ALTERNATIVE / PUNK

NO ROCK N’ ROLL SOUND COMBINES ATTITUDE WITH MUSIC AS MUCH AS PUNK.

Panache and often politics were on the gritty ground floor of the Punk movement. Loud guitars and scorching vocals only amplified the attitude. Songs were short and layered with a blitzkrieg of sound and emotion. Every moment counted. Punk’s aggression of the late 1970s was sharply contrasted by the commercial success of Disco.

Punk was as dramatic as a high-speed swerve on Du Sable Lake Shore Drive.

In Chicago, circa 1977, punks and gays were dancing into the early morning at the underground Le Mere Vipere, while several blocks south an elite crowd was getting their Disco on at Faces on Rush Street. Life was moving to different beats. Something had to snap.

The best thing about Chicago punk is how it flew under the radar of scenes in Los Angeles and New York. Chicago punk musicians had more room to experiment. The first punk wave included Tu Tu and the Pirates, Naked Raygun, and the Effigies. When Chicago punk was “discovered” by record labels and Billboard magazine in the mid-1980s it morphed into Alternative Rock.
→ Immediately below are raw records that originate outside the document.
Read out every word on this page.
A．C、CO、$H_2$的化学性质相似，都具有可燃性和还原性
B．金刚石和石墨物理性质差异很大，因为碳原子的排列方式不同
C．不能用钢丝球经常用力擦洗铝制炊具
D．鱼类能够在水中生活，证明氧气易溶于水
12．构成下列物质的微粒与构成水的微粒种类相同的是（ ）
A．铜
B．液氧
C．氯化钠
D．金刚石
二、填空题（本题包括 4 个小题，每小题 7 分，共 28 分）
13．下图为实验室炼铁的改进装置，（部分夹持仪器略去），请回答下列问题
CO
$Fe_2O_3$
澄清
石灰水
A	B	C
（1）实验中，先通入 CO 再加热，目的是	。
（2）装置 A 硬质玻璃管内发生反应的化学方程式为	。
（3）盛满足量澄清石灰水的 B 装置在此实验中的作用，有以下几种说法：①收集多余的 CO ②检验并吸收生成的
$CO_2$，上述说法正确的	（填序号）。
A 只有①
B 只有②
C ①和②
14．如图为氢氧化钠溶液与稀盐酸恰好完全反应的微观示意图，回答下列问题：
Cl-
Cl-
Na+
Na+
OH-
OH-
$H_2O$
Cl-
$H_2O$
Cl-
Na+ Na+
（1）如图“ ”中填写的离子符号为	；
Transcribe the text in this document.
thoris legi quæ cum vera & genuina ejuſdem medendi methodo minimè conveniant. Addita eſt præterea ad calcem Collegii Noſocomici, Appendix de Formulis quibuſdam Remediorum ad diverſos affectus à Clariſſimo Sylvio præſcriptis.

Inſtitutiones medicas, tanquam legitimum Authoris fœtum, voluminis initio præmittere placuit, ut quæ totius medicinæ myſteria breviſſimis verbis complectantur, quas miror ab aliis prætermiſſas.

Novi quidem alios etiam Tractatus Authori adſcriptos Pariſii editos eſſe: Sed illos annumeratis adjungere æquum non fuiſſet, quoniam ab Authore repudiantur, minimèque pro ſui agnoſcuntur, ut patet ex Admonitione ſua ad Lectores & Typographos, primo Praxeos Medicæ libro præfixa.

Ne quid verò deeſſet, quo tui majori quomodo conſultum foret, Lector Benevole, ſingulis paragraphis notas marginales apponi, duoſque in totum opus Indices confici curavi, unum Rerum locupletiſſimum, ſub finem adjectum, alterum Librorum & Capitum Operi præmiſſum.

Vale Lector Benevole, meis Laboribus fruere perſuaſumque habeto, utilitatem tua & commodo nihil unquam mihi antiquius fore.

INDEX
This evolution embraced the same DIY attitude as Punk, opening up a landscape for Urge Overkill, Smashing Pumpkins and Wilmette’s Fall Out Boy.

Far away from the city, the punk movement was becoming equally fertile. Late 1980s Peoria punkers Despondent Youth and Bloody Mess & the Skabs (punk and thrash) were noticed by national publications like Maximum Rock n’ Roll. Bloody Mess even found his way onto the Phil Donahue television show. Bands like the MC5, Black Sabbath, and the Who made sure to include Peoria on their itinerary.

Punk drummer Martin Atkins (Nine Inch Nails, Pigface) has recently opened a small Museum of Post-Punk and Industrial Music on the South Side of Chicago. The delightfully splintered post-punk era includes Industrial, Grunge (Punk and Metal) and an Indie guitar-driven ethos that defines much of today’s rock n’ roll.